← Tokyo Drifter
Tokyo Drifter poster

Tokyo Drifter · reception & legacy

1966 · Seijun Suzuki

How Tokyo Drifter has been received, argued over, and remembered.

The arc

In 1966 Nikkatsu saw it as a disposable B-picture gone off the rails — the studio had already slashed Suzuki's budget to rein him in, and a year later fired him outright for making 'incomprehensible' films.
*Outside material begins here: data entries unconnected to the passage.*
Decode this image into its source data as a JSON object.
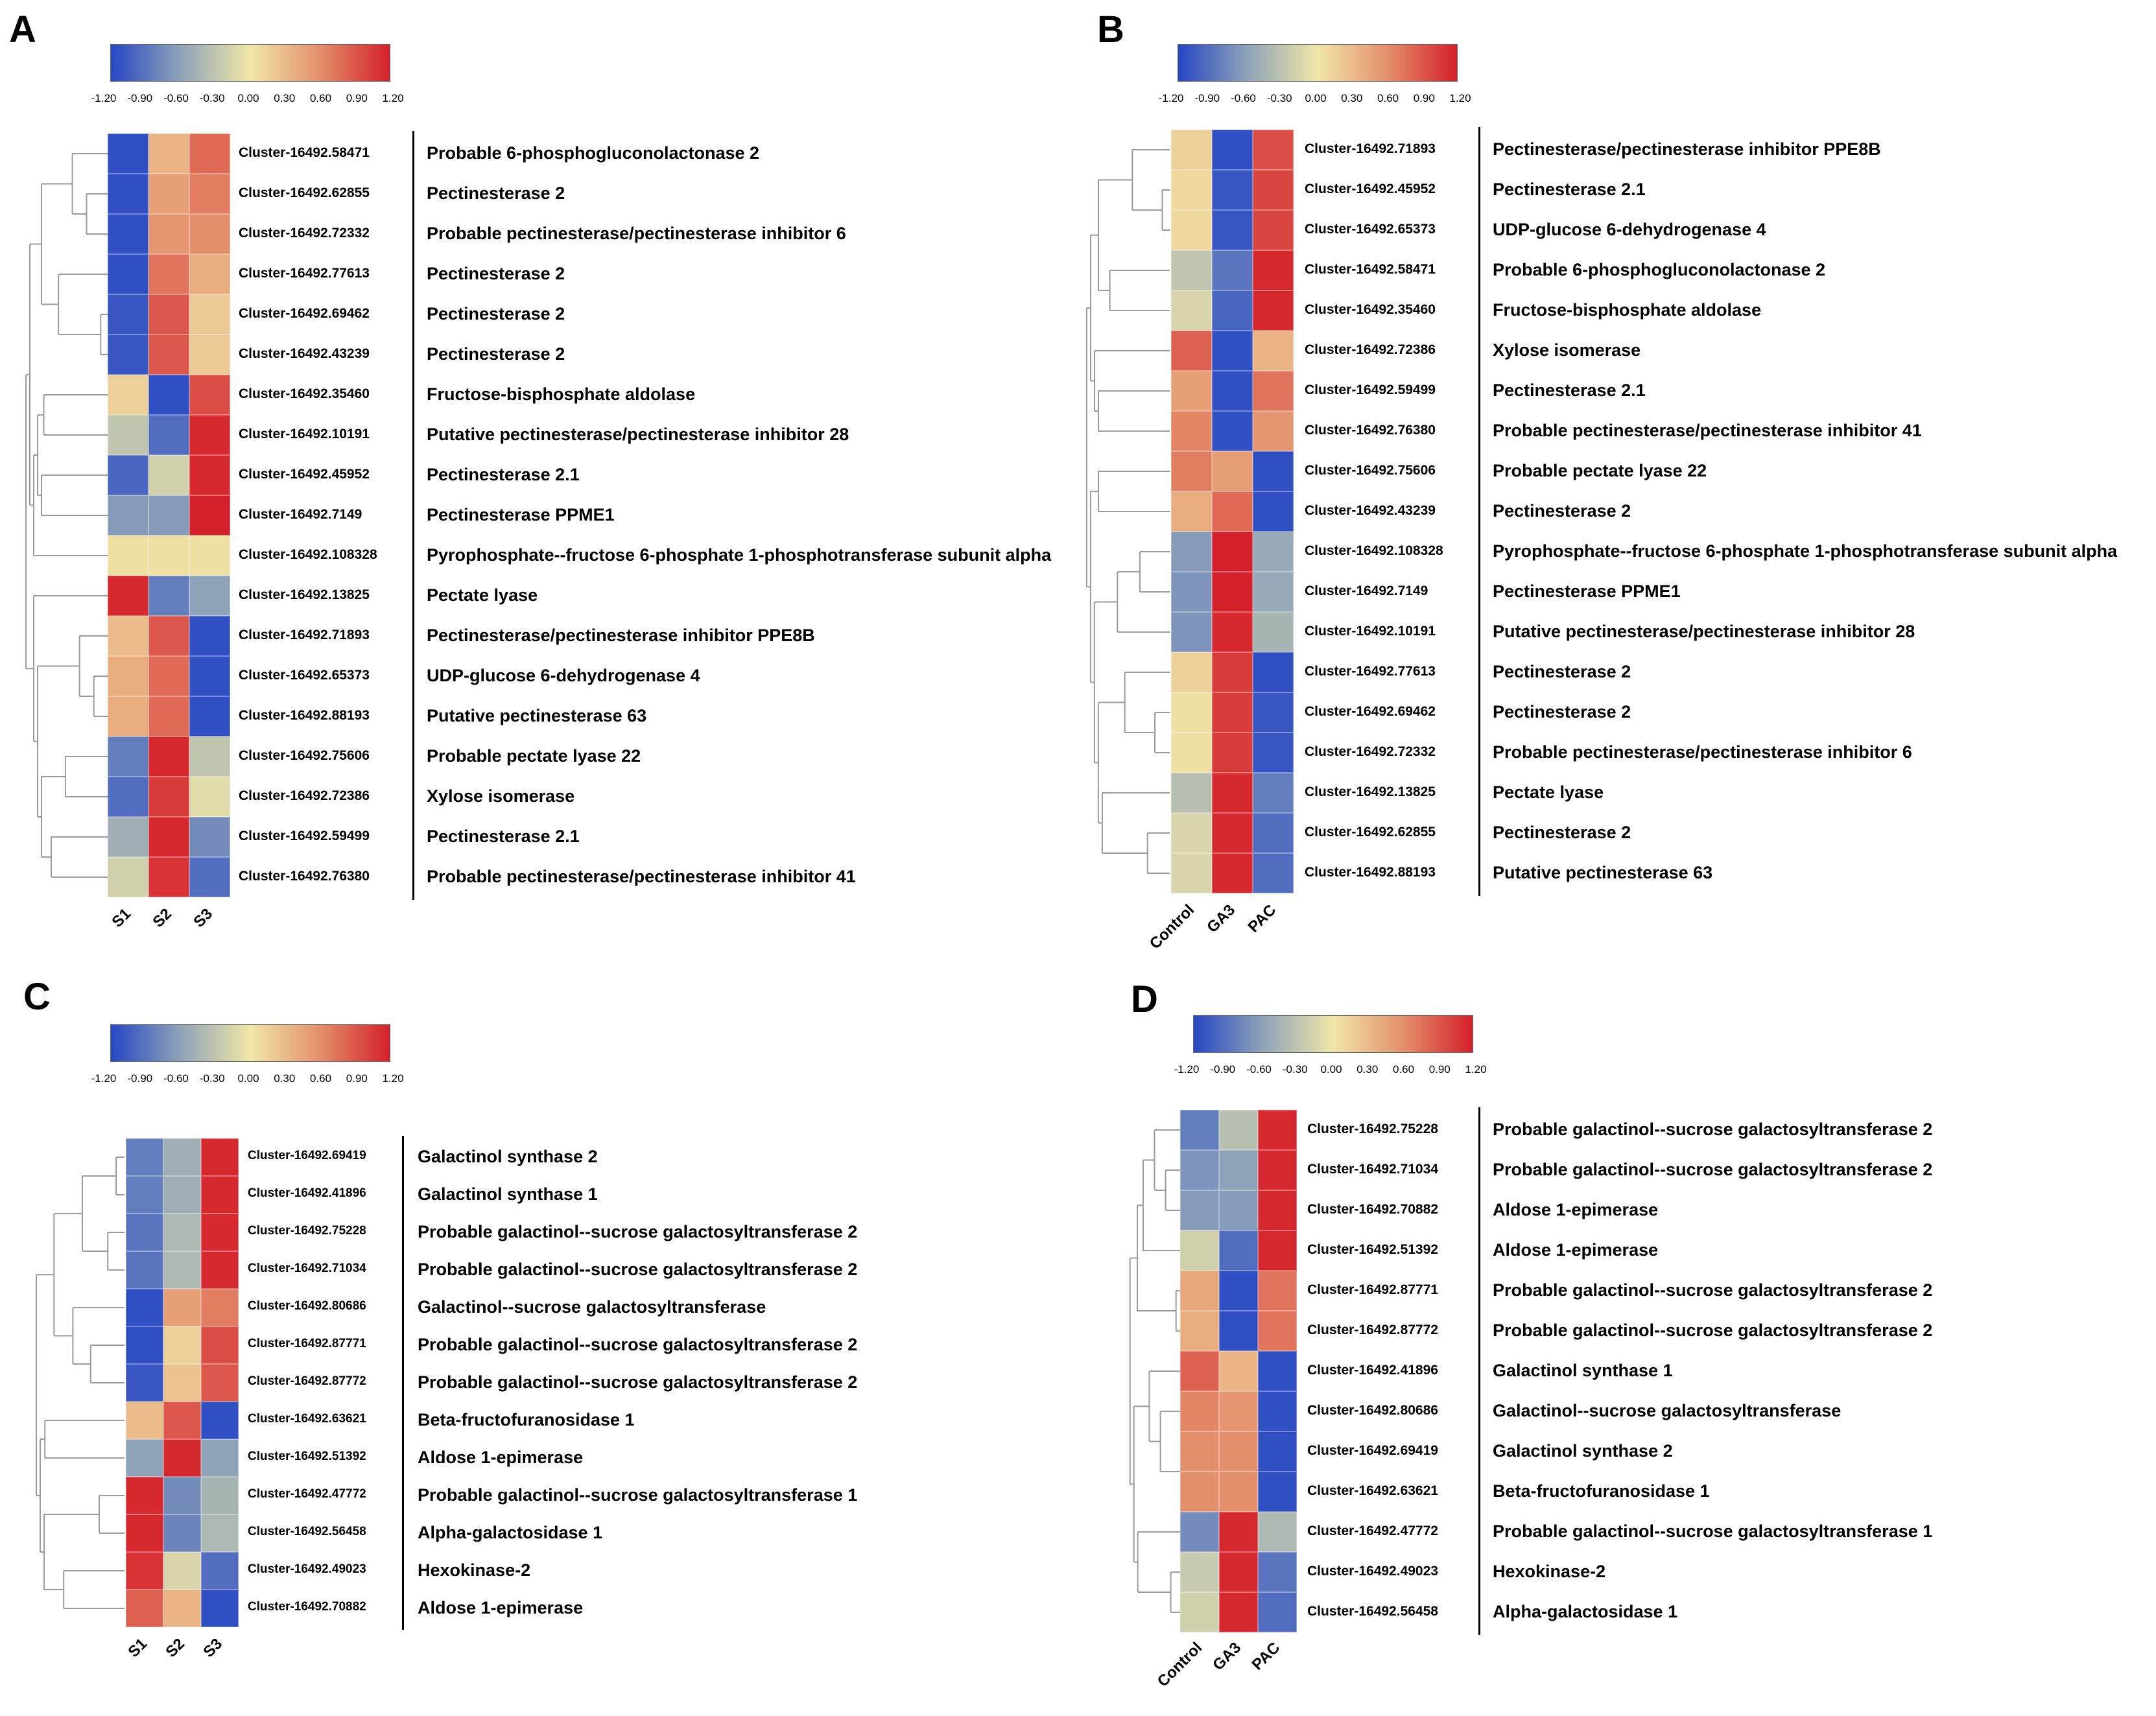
{
  "colormap": {
    "stops": [
      [
        "#2647c4",
        -1.2
      ],
      [
        "#8fa3b8",
        -0.6
      ],
      [
        "#f0e6a8",
        0.0
      ],
      [
        "#e48f6b",
        0.6
      ],
      [
        "#d4202a",
        1.2
      ]
    ],
    "ticks": [
      "-1.20",
      "-0.90",
      "-0.60",
      "-0.30",
      "0.00",
      "0.30",
      "0.60",
      "0.90",
      "1.20"
    ]
  },
  "chart_data": [
    {
      "panel": "A",
      "type": "heatmap",
      "columns": [
        "S1",
        "S2",
        "S3"
      ],
      "rows": [
        {
          "cluster": "Cluster-16492.58471",
          "gene": "Probable 6-phosphogluconolactonase 2",
          "values": [
            -1.15,
            0.35,
            0.8
          ]
        },
        {
          "cluster": "Cluster-16492.62855",
          "gene": "Pectinesterase 2",
          "values": [
            -1.15,
            0.5,
            0.7
          ]
        },
        {
          "cluster": "Cluster-16492.72332",
          "gene": "Probable pectinesterase/pectinesterase inhibitor 6",
          "values": [
            -1.15,
            0.55,
            0.6
          ]
        },
        {
          "cluster": "Cluster-16492.77613",
          "gene": "Pectinesterase 2",
          "values": [
            -1.15,
            0.75,
            0.4
          ]
        },
        {
          "cluster": "Cluster-16492.69462",
          "gene": "Pectinesterase 2",
          "values": [
            -1.1,
            0.9,
            0.2
          ]
        },
        {
          "cluster": "Cluster-16492.43239",
          "gene": "Pectinesterase 2",
          "values": [
            -1.1,
            0.9,
            0.2
          ]
        },
        {
          "cluster": "Cluster-16492.35460",
          "gene": "Fructose-bisphosphate aldolase",
          "values": [
            0.15,
            -1.15,
            0.95
          ]
        },
        {
          "cluster": "Cluster-16492.10191",
          "gene": "Putative pectinesterase/pectinesterase inhibitor 28",
          "values": [
            -0.3,
            -0.95,
            1.15
          ]
        },
        {
          "cluster": "Cluster-16492.45952",
          "gene": "Pectinesterase 2.1",
          "values": [
            -1.0,
            -0.2,
            1.15
          ]
        },
        {
          "cluster": "Cluster-16492.7149",
          "gene": "Pectinesterase PPME1",
          "values": [
            -0.65,
            -0.65,
            1.2
          ]
        },
        {
          "cluster": "Cluster-16492.108328",
          "gene": "Pyrophosphate--fructose 6-phosphate 1-phosphotransferase subunit alpha",
          "values": [
            0.05,
            0.05,
            0.05
          ]
        },
        {
          "cluster": "Cluster-16492.13825",
          "gene": "Pectate lyase",
          "values": [
            1.15,
            -0.85,
            -0.6
          ]
        },
        {
          "cluster": "Cluster-16492.71893",
          "gene": "Pectinesterase/pectinesterase inhibitor PPE8B",
          "values": [
            0.3,
            0.9,
            -1.15
          ]
        },
        {
          "cluster": "Cluster-16492.65373",
          "gene": "UDP-glucose 6-dehydrogenase 4",
          "values": [
            0.4,
            0.8,
            -1.15
          ]
        },
        {
          "cluster": "Cluster-16492.88193",
          "gene": "Putative pectinesterase 63",
          "values": [
            0.4,
            0.8,
            -1.15
          ]
        },
        {
          "cluster": "Cluster-16492.75606",
          "gene": "Probable pectate lyase 22",
          "values": [
            -0.85,
            1.15,
            -0.3
          ]
        },
        {
          "cluster": "Cluster-16492.72386",
          "gene": "Xylose isomerase",
          "values": [
            -0.95,
            1.05,
            -0.1
          ]
        },
        {
          "cluster": "Cluster-16492.59499",
          "gene": "Pectinesterase 2.1",
          "values": [
            -0.5,
            1.15,
            -0.75
          ]
        },
        {
          "cluster": "Cluster-16492.76380",
          "gene": "Probable pectinesterase/pectinesterase inhibitor 41",
          "values": [
            -0.2,
            1.1,
            -0.95
          ]
        }
      ]
    },
    {
      "panel": "B",
      "type": "heatmap",
      "columns": [
        "Control",
        "GA3",
        "PAC"
      ],
      "rows": [
        {
          "cluster": "Cluster-16492.71893",
          "gene": "Pectinesterase/pectinesterase inhibitor PPE8B",
          "values": [
            0.15,
            -1.15,
            0.95
          ]
        },
        {
          "cluster": "Cluster-16492.45952",
          "gene": "Pectinesterase 2.1",
          "values": [
            0.1,
            -1.1,
            1.0
          ]
        },
        {
          "cluster": "Cluster-16492.65373",
          "gene": "UDP-glucose 6-dehydrogenase 4",
          "values": [
            0.1,
            -1.1,
            1.0
          ]
        },
        {
          "cluster": "Cluster-16492.58471",
          "gene": "Probable 6-phosphogluconolactonase 2",
          "values": [
            -0.3,
            -0.9,
            1.15
          ]
        },
        {
          "cluster": "Cluster-16492.35460",
          "gene": "Fructose-bisphosphate aldolase",
          "values": [
            -0.15,
            -1.0,
            1.15
          ]
        },
        {
          "cluster": "Cluster-16492.72386",
          "gene": "Xylose isomerase",
          "values": [
            0.85,
            -1.15,
            0.35
          ]
        },
        {
          "cluster": "Cluster-16492.59499",
          "gene": "Pectinesterase 2.1",
          "values": [
            0.5,
            -1.15,
            0.75
          ]
        },
        {
          "cluster": "Cluster-16492.76380",
          "gene": "Probable pectinesterase/pectinesterase inhibitor 41",
          "values": [
            0.65,
            -1.15,
            0.55
          ]
        },
        {
          "cluster": "Cluster-16492.75606",
          "gene": "Probable pectate lyase 22",
          "values": [
            0.7,
            0.5,
            -1.15
          ]
        },
        {
          "cluster": "Cluster-16492.43239",
          "gene": "Pectinesterase 2",
          "values": [
            0.4,
            0.8,
            -1.15
          ]
        },
        {
          "cluster": "Cluster-16492.108328",
          "gene": "Pyrophosphate--fructose 6-phosphate 1-phosphotransferase subunit alpha",
          "values": [
            -0.65,
            1.2,
            -0.55
          ]
        },
        {
          "cluster": "Cluster-16492.7149",
          "gene": "Pectinesterase PPME1",
          "values": [
            -0.7,
            1.2,
            -0.55
          ]
        },
        {
          "cluster": "Cluster-16492.10191",
          "gene": "Putative pectinesterase/pectinesterase inhibitor 28",
          "values": [
            -0.7,
            1.15,
            -0.45
          ]
        },
        {
          "cluster": "Cluster-16492.77613",
          "gene": "Pectinesterase 2",
          "values": [
            0.15,
            1.05,
            -1.15
          ]
        },
        {
          "cluster": "Cluster-16492.69462",
          "gene": "Pectinesterase 2",
          "values": [
            0.05,
            1.05,
            -1.1
          ]
        },
        {
          "cluster": "Cluster-16492.72332",
          "gene": "Probable pectinesterase/pectinesterase inhibitor 6",
          "values": [
            0.05,
            1.05,
            -1.1
          ]
        },
        {
          "cluster": "Cluster-16492.13825",
          "gene": "Pectate lyase",
          "values": [
            -0.35,
            1.15,
            -0.85
          ]
        },
        {
          "cluster": "Cluster-16492.62855",
          "gene": "Pectinesterase 2",
          "values": [
            -0.15,
            1.15,
            -0.95
          ]
        },
        {
          "cluster": "Cluster-16492.88193",
          "gene": "Putative pectinesterase 63",
          "values": [
            -0.15,
            1.15,
            -0.95
          ]
        }
      ]
    },
    {
      "panel": "C",
      "type": "heatmap",
      "columns": [
        "S1",
        "S2",
        "S3"
      ],
      "rows": [
        {
          "cluster": "Cluster-16492.69419",
          "gene": "Galactinol synthase 2",
          "values": [
            -0.85,
            -0.5,
            1.15
          ]
        },
        {
          "cluster": "Cluster-16492.41896",
          "gene": "Galactinol synthase 1",
          "values": [
            -0.85,
            -0.5,
            1.15
          ]
        },
        {
          "cluster": "Cluster-16492.75228",
          "gene": "Probable galactinol--sucrose galactosyltransferase 2",
          "values": [
            -0.9,
            -0.4,
            1.15
          ]
        },
        {
          "cluster": "Cluster-16492.71034",
          "gene": "Probable galactinol--sucrose galactosyltransferase 2",
          "values": [
            -0.9,
            -0.4,
            1.15
          ]
        },
        {
          "cluster": "Cluster-16492.80686",
          "gene": "Galactinol--sucrose galactosyltransferase",
          "values": [
            -1.15,
            0.5,
            0.7
          ]
        },
        {
          "cluster": "Cluster-16492.87771",
          "gene": "Probable galactinol--sucrose galactosyltransferase 2",
          "values": [
            -1.15,
            0.15,
            0.95
          ]
        },
        {
          "cluster": "Cluster-16492.87772",
          "gene": "Probable galactinol--sucrose galactosyltransferase 2",
          "values": [
            -1.1,
            0.25,
            0.9
          ]
        },
        {
          "cluster": "Cluster-16492.63621",
          "gene": "Beta-fructofuranosidase 1",
          "values": [
            0.3,
            0.9,
            -1.15
          ]
        },
        {
          "cluster": "Cluster-16492.51392",
          "gene": "Aldose 1-epimerase",
          "values": [
            -0.6,
            1.15,
            -0.6
          ]
        },
        {
          "cluster": "Cluster-16492.47772",
          "gene": "Probable galactinol--sucrose galactosyltransferase 1",
          "values": [
            1.15,
            -0.75,
            -0.45
          ]
        },
        {
          "cluster": "Cluster-16492.56458",
          "gene": "Alpha-galactosidase 1",
          "values": [
            1.15,
            -0.8,
            -0.4
          ]
        },
        {
          "cluster": "Cluster-16492.49023",
          "gene": "Hexokinase-2",
          "values": [
            1.1,
            -0.15,
            -0.95
          ]
        },
        {
          "cluster": "Cluster-16492.70882",
          "gene": "Aldose 1-epimerase",
          "values": [
            0.85,
            0.35,
            -1.15
          ]
        }
      ]
    },
    {
      "panel": "D",
      "type": "heatmap",
      "columns": [
        "Control",
        "GA3",
        "PAC"
      ],
      "rows": [
        {
          "cluster": "Cluster-16492.75228",
          "gene": "Probable galactinol--sucrose galactosyltransferase 2",
          "values": [
            -0.85,
            -0.35,
            1.15
          ]
        },
        {
          "cluster": "Cluster-16492.71034",
          "gene": "Probable galactinol--sucrose galactosyltransferase 2",
          "values": [
            -0.7,
            -0.6,
            1.15
          ]
        },
        {
          "cluster": "Cluster-16492.70882",
          "gene": "Aldose 1-epimerase",
          "values": [
            -0.65,
            -0.65,
            1.15
          ]
        },
        {
          "cluster": "Cluster-16492.51392",
          "gene": "Aldose 1-epimerase",
          "values": [
            -0.2,
            -0.95,
            1.15
          ]
        },
        {
          "cluster": "Cluster-16492.87771",
          "gene": "Probable galactinol--sucrose galactosyltransferase 2",
          "values": [
            0.45,
            -1.15,
            0.75
          ]
        },
        {
          "cluster": "Cluster-16492.87772",
          "gene": "Probable galactinol--sucrose galactosyltransferase 2",
          "values": [
            0.4,
            -1.15,
            0.75
          ]
        },
        {
          "cluster": "Cluster-16492.41896",
          "gene": "Galactinol synthase 1",
          "values": [
            0.85,
            0.35,
            -1.15
          ]
        },
        {
          "cluster": "Cluster-16492.80686",
          "gene": "Galactinol--sucrose galactosyltransferase",
          "values": [
            0.65,
            0.55,
            -1.15
          ]
        },
        {
          "cluster": "Cluster-16492.69419",
          "gene": "Galactinol synthase 2",
          "values": [
            0.6,
            0.6,
            -1.15
          ]
        },
        {
          "cluster": "Cluster-16492.63621",
          "gene": "Beta-fructofuranosidase 1",
          "values": [
            0.6,
            0.6,
            -1.15
          ]
        },
        {
          "cluster": "Cluster-16492.47772",
          "gene": "Probable galactinol--sucrose galactosyltransferase 1",
          "values": [
            -0.75,
            1.15,
            -0.4
          ]
        },
        {
          "cluster": "Cluster-16492.49023",
          "gene": "Hexokinase-2",
          "values": [
            -0.25,
            1.15,
            -0.9
          ]
        },
        {
          "cluster": "Cluster-16492.56458",
          "gene": "Alpha-galactosidase 1",
          "values": [
            -0.2,
            1.15,
            -0.95
          ]
        }
      ]
    }
  ]
}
Three decades on, a Criterion release and champions like Jim Jarmusch turned it into one of the most beloved cult objects in Japanese cinema.

What's debated

The eternal Suzuki debate: is the plot's incoherence a flaw or entirely the point — and is this or Branded to Kill the essential one?

Its footprint

Tetsu's powder-blue suit and the endlessly whistled 'Tokyo Drifter' theme song are the film's calling cards — pop-art images that echo through Jarmusch, Tarantino and decades of stylish crime cinema.

Where it stands

A Criterion-canonised cult classic and a favourite cinephile gateway drug into the Japanese New Wave — the 'trust me, just watch it' recommendation.

★ Did you know? Nikkatsu cut Suzuki's budget and ordered him to tone down his style after his previous excesses — so he responded by making the film even more flamboyantly artificial, and the studio fired him the following year after Branded to Kill, sparking protests and a landmark lawsuit.